Vous souhaitez relancer le dialogue avec les Etats-Unis. Y sont-ils prêts aussi ?

Un mois après son investiture, le président Bush vient rencontrer les Européens. Condoleezza Rice fait une tournée en Europe. Ce sont des signes. Sur le conflit israélo-palestinien, il y a dans le discours du président Bush une nouvelle détermination. Les Américains et nous-mêmes sommes devant « le défi d’une double confiance ». D’une part, il faut que les Américains aient confiance dans les Européens et acceptent que l’Europe tienne toute sa place sur la scène internationale. Alliance ne signifie pas allégeance. Une Alliance atlantique rénovée doit s’appuyer sur deux piliers (européen et américain). D’autre part, il faut que les Européens aient confiance en eux pour être davantage qu’un supermarché et une puissance seulement régionale. Voulons-nous être un acteur global dans le monde ? Une nouvelle période débute. C’est clair lorsque l’on regarde l’Irak, où des élections viennent de se dérouler, première étape d’une sortie du chaos par la démocratie. On voit la même tendance positive dans le conflit israélo-palestinien. Il est normal qu’il y ait de part et d’autre un nouvel état d’esprit. La question n’est pas de savoir ce que nous pouvons apporter aux Etats-Unis ou ce qu’ils peuvent nous apporter. La question est : que peut-on faire ensemble pour régler les problèmes ? Je pense aussi à Haïti, à l’Afrique, aux Balkans, à l’Afghanistan, ainsi qu’aux grands défis comme le terrorisme, la faim, la pauvreté, etc.

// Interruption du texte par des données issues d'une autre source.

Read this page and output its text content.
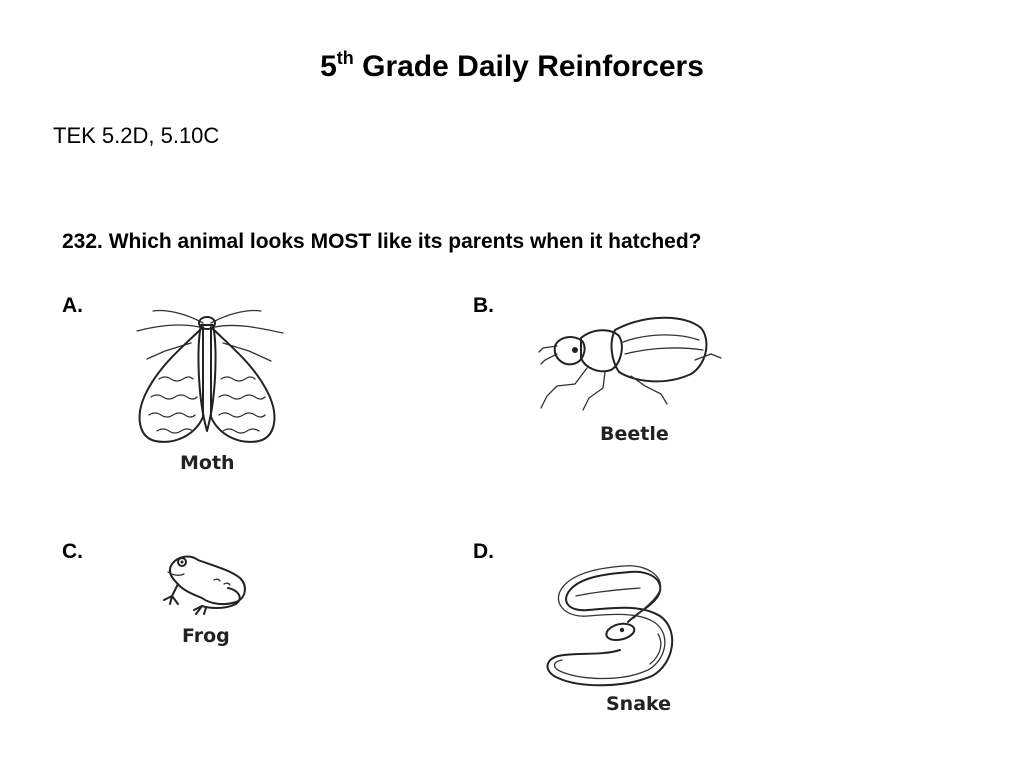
5th Grade Daily Reinforcers
TEK 5.2D, 5.10C
232. Which animal looks MOST like its parents when it hatched?
A.
Moth
B.
Beetle
C.
Frog
D.
Snake
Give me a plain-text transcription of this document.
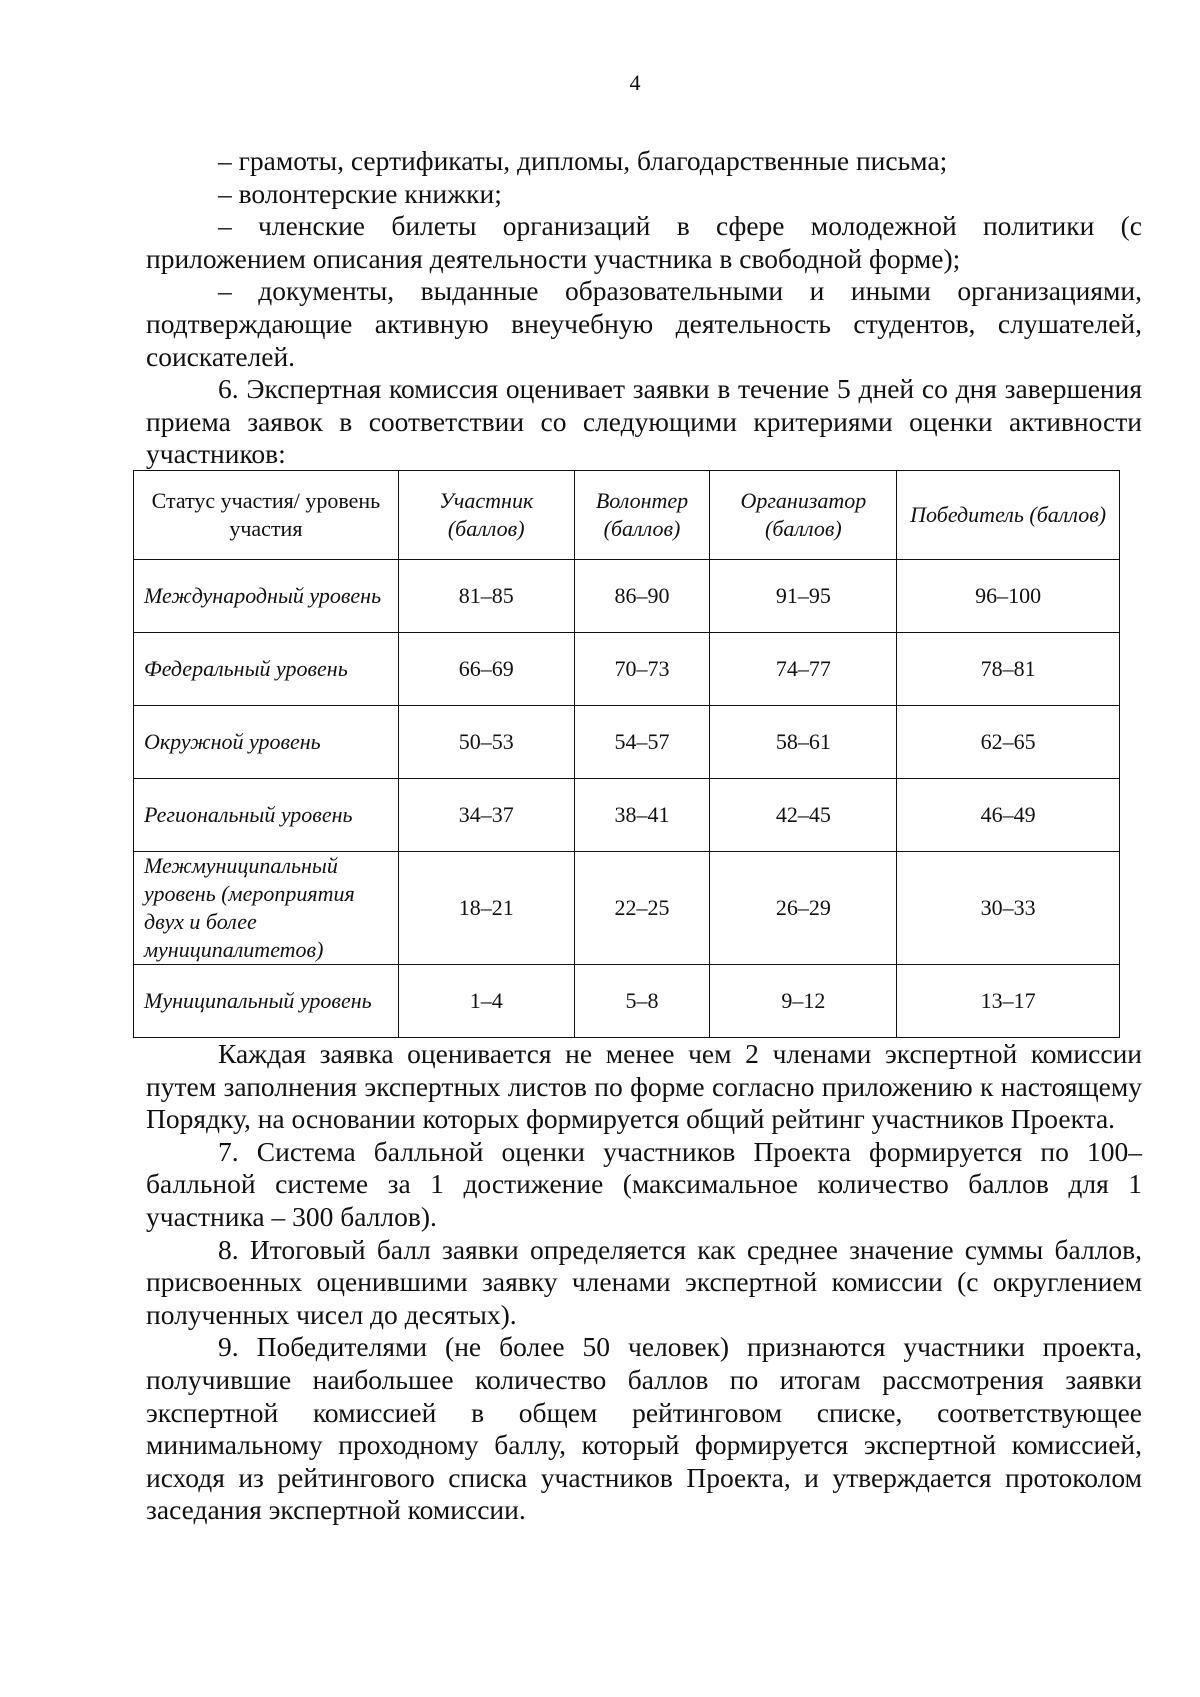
4

– грамоты, сертификаты, дипломы, благодарственные письма;

– волонтерские книжки;

– членские билеты организаций в сфере молодежной политики (с приложением описания деятельности участника в свободной форме);

– документы, выданные образовательными и иными организациями, подтверждающие активную внеучебную деятельность студентов, слушателей, соискателей.

6. Экспертная комиссия оценивает заявки в течение 5 дней со дня завершения приема заявок в соответствии со следующими критериями оценки активности участников:

Статус участия/ уровень участия	Участник (баллов)	Волонтер (баллов)	Организатор (баллов)	Победитель (баллов)
Международный уровень	81–85	86–90	91–95	96–100
Федеральный уровень	66–69	70–73	74–77	78–81
Окружной уровень	50–53	54–57	58–61	62–65
Региональный уровень	34–37	38–41	42–45	46–49
Межмуниципальный уровень (мероприятия двух и более муниципалитетов)	18–21	22–25	26–29	30–33
Муниципальный уровень	1–4	5–8	9–12	13–17

Каждая заявка оценивается не менее чем 2 членами экспертной комиссии путем заполнения экспертных листов по форме согласно приложению к настоящему Порядку, на основании которых формируется общий рейтинг участников Проекта.

7. Система балльной оценки участников Проекта формируется по 100–балльной системе за 1 достижение (максимальное количество баллов для 1 участника – 300 баллов).

8. Итоговый балл заявки определяется как среднее значение суммы баллов, присвоенных оценившими заявку членами экспертной комиссии (с округлением полученных чисел до десятых).

9. Победителями (не более 50 человек) признаются участники проекта, получившие наибольшее количество баллов по итогам рассмотрения заявки экспертной комиссией в общем рейтинговом списке, соответствующее минимальному проходному баллу, который формируется экспертной комиссией, исходя из рейтингового списка участников Проекта, и утверждается протоколом заседания экспертной комиссии.
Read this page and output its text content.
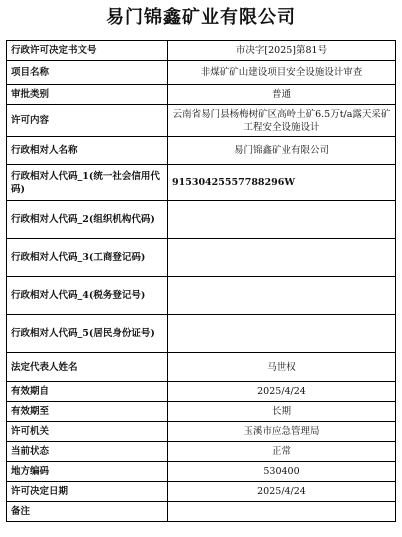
易门锦鑫矿业有限公司
行政许可决定书文号	市决字[2025]第81号
项目名称	非煤矿矿山建设项目安全设施设计审查
审批类别	普通
许可内容	云南省易门县杨梅树矿区高岭土矿6.5万t/a露天采矿工程安全设施设计
行政相对人名称	易门锦鑫矿业有限公司
行政相对人代码_1(统一社会信用代码)	91530425557788296W
行政相对人代码_2(组织机构代码)	
行政相对人代码_3(工商登记码)	
行政相对人代码_4(税务登记号)	
行政相对人代码_5(居民身份证号)	
法定代表人姓名	马世权
有效期自	2025/4/24
有效期至	长期
许可机关	玉溪市应急管理局
当前状态	正常
地方编码	530400
许可决定日期	2025/4/24
备注	
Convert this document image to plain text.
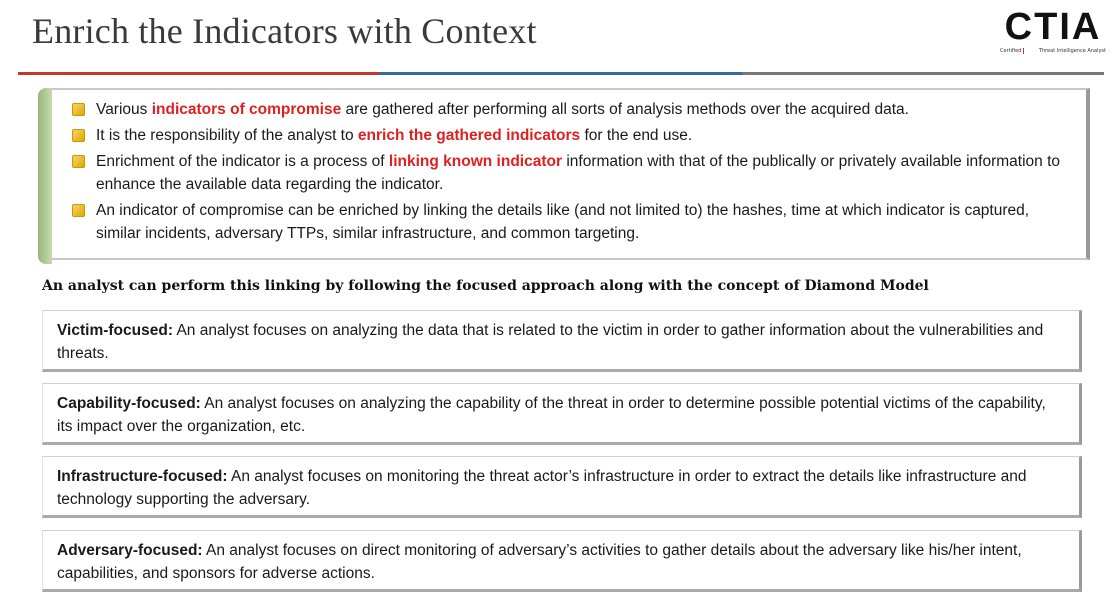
Enrich the Indicators with Context	C TIA
Certified	Threat Intelligence Analyst
Various indicators of compromise are gathered after performing all sorts of analysis methods over the acquired data.
It is the responsibility of the analyst to enrich the gathered indicators for the end use.
Enrichment of the indicator is a process of linking known indicator information with that of the publically or privately available information to enhance the available data regarding the indicator.
An indicator of compromise can be enriched by linking the details like (and not limited to) the hashes, time at which indicator is captured, similar incidents, adversary TTPs, similar infrastructure, and common targeting.
An analyst can perform this linking by following the focused approach along with the concept of Diamond Model
Victim-focused: An analyst focuses on analyzing the data that is related to the victim in order to gather information about the vulnerabilities and threats.
Capability-focused: An analyst focuses on analyzing the capability of the threat in order to determine possible potential victims of the capability, its impact over the organization, etc.
Infrastructure-focused: An analyst focuses on monitoring the threat actor’s infrastructure in order to extract the details like infrastructure and technology supporting the adversary.
Adversary-focused: An analyst focuses on direct monitoring of adversary’s activities to gather details about the adversary like his/her intent, capabilities, and sponsors for adverse actions.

Sur l’Irak, la France a-t-elle des propositions concrètes ?

D’abord, dès l’instant où les Américains sont revenus, au printemps, dans le cadre des Nations unies, nous avons travaillé avec eux à l’élaboration de la résolution 1 546, qui est aujourd’hui la feuille de route pour la sortie politique de cette tragédie. Dans le cadre du Club de Paris, nous avons aussi accepté d’alléger la dette de l’Irak. Que peut-on faire de concret ? Encourager les responsables irakiens à parler entre eux et à élargir leur dialogue à tous ceux qui rejettent la violence. Nous proposons aussi de former des gendarmes et des membres de la sécurité civile. A travers l’Union européenne, nous sommes prêts à travailler à la reconstruction et à l’instauration de l’Etat de droit. A cet égard, la seconde étape du processus ­ la préparation d’une Constitution ­ sera très importante, parce qu’elle pourrait consacrer une forme d’organisation fédérale, ainsi que la représentation équitable, nous l’espérons, de toutes les communautés et forces politiques. Tout cela doit créer chez le peuple irakien le sentiment qu’il retrouve progressivement la maîtrise de son destin.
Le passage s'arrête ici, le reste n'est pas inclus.